The photo above shows brook cinquefoil as seen in sandy soils along the Columbia River at The Dalles, OR.......August 26, 2001.
Sometimes known as stream-bank cinquefoil, brook cinquefoil is an annual to biennial wildflower with a spreading to erect growth form. The stems are often stout and simple to branched from the base, and 20-60 cm long. The herbage is often tomentose and glandular. The basal and lower stem leaves are long-petioled. The lower leaves often have 5 leaflets or only 3 leaflets with the terminal one in turn deeply 3-cleft or parted. The blades are 3-5 cm long, oblanceolate to obovate in shape with coarse, irregular teeth on the margins.
The inflorescence is often leafy and flower bearing much of the length of the stem. The five calyx lobes are 4-5 mm long and the 5 petals are a light yellow, ranging from one-half to almost the same length as the calyx (See photo above.) Individual petals are obovate or oblanceolate with rounded to blunt tips. The stamens number either 10 or 15.
Brook cinquefoil may be found along the margins of lakes, ponds, rivers and streams and in swamps.

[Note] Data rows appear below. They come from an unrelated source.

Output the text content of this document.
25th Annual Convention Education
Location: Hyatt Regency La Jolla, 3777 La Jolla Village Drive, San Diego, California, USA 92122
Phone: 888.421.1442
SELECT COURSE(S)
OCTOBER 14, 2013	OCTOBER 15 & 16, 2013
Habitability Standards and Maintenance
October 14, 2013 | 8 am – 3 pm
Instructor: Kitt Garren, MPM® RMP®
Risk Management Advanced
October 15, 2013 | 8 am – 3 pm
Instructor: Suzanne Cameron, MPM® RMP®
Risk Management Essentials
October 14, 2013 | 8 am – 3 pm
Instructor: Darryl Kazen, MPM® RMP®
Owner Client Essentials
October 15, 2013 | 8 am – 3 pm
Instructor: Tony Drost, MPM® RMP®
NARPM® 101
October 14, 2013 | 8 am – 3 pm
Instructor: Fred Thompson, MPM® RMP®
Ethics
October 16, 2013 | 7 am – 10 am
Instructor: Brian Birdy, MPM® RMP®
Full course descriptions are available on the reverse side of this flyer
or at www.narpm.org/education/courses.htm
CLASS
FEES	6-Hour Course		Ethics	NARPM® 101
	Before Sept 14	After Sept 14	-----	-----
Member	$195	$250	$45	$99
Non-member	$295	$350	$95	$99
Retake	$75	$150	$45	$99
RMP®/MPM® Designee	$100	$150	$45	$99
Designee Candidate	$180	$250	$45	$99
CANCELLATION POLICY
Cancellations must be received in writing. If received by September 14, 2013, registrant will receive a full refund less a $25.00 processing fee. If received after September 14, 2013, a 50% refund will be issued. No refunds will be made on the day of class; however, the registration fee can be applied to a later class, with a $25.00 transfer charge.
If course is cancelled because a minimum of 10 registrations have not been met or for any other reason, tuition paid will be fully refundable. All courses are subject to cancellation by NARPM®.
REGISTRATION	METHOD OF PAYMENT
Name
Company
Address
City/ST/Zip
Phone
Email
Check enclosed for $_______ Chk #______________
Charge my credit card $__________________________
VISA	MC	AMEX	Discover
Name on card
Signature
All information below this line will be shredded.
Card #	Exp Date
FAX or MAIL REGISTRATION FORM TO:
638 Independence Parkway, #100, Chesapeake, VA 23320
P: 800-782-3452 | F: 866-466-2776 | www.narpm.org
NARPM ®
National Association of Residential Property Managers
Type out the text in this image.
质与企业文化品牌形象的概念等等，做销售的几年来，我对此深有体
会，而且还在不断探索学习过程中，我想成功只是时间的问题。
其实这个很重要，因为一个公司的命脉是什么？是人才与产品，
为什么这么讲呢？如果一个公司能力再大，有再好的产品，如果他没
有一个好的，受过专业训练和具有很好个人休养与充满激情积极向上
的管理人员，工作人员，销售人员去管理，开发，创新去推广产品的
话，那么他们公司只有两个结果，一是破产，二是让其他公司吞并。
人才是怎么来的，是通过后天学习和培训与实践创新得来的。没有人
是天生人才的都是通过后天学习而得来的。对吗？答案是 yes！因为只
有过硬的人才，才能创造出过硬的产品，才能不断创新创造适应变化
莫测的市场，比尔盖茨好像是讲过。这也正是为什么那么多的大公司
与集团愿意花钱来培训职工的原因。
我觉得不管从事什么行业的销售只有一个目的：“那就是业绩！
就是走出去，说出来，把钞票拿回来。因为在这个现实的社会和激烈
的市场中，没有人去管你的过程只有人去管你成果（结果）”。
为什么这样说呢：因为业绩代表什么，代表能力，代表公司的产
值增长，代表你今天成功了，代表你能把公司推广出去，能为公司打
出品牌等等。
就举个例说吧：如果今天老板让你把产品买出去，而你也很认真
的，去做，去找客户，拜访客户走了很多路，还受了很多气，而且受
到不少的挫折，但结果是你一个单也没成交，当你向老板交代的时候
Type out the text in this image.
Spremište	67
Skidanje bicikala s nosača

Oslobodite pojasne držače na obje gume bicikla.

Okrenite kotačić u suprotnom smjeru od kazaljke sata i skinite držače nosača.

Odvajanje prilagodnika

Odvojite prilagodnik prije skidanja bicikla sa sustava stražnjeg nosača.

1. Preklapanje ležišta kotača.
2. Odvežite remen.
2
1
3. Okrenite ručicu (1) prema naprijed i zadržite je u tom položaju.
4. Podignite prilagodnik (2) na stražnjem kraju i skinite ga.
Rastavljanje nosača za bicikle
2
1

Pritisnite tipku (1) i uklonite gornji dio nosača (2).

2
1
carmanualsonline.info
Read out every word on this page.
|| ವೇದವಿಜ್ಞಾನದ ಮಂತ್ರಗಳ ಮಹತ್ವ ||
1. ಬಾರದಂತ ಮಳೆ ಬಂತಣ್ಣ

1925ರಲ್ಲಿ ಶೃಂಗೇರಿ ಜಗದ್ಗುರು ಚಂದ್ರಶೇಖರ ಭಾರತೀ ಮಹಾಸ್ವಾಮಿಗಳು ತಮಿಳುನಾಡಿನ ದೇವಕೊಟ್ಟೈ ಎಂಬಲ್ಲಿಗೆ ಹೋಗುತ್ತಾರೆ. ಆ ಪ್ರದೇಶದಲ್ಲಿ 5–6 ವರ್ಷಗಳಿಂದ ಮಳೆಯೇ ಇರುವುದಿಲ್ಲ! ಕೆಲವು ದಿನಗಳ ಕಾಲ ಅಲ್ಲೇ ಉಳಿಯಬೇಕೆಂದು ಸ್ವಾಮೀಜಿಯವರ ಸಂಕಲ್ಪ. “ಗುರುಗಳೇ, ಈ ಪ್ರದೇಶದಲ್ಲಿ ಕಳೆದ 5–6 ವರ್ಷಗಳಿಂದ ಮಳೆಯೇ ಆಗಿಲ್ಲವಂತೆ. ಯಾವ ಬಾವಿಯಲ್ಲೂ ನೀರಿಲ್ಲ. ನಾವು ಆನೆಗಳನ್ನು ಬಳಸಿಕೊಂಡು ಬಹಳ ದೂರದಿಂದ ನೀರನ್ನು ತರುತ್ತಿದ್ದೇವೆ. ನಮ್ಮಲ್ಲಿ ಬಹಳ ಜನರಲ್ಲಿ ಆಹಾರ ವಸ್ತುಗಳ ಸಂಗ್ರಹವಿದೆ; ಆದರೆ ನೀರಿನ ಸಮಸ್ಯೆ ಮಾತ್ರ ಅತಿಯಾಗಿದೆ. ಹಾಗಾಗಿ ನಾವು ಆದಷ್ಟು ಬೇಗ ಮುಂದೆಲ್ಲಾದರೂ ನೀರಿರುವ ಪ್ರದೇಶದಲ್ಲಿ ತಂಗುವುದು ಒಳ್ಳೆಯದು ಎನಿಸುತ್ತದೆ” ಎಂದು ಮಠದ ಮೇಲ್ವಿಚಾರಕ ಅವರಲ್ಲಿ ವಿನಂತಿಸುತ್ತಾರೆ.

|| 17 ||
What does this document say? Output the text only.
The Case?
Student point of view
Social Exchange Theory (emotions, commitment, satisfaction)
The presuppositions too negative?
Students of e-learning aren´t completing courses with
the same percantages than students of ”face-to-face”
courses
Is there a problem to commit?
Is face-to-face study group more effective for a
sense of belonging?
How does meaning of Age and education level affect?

Brook cinquefoil may be found from British Columbia south along the east side of the cascade Mts. in British Columbia, Washington, and Oregon. It extends west down the Columbia River Gorge then south throught the Willamette Valley to southwestern Oregon and south along the coast in California. Its range estends eastward to Saskatchewan, minnesota, Illinois, Missouri, New Mexico and northern Mexico.
The photo above shows the leaf of brook cinquefoil along the Columbia River at The Dalles, OR.......August 26, 2001.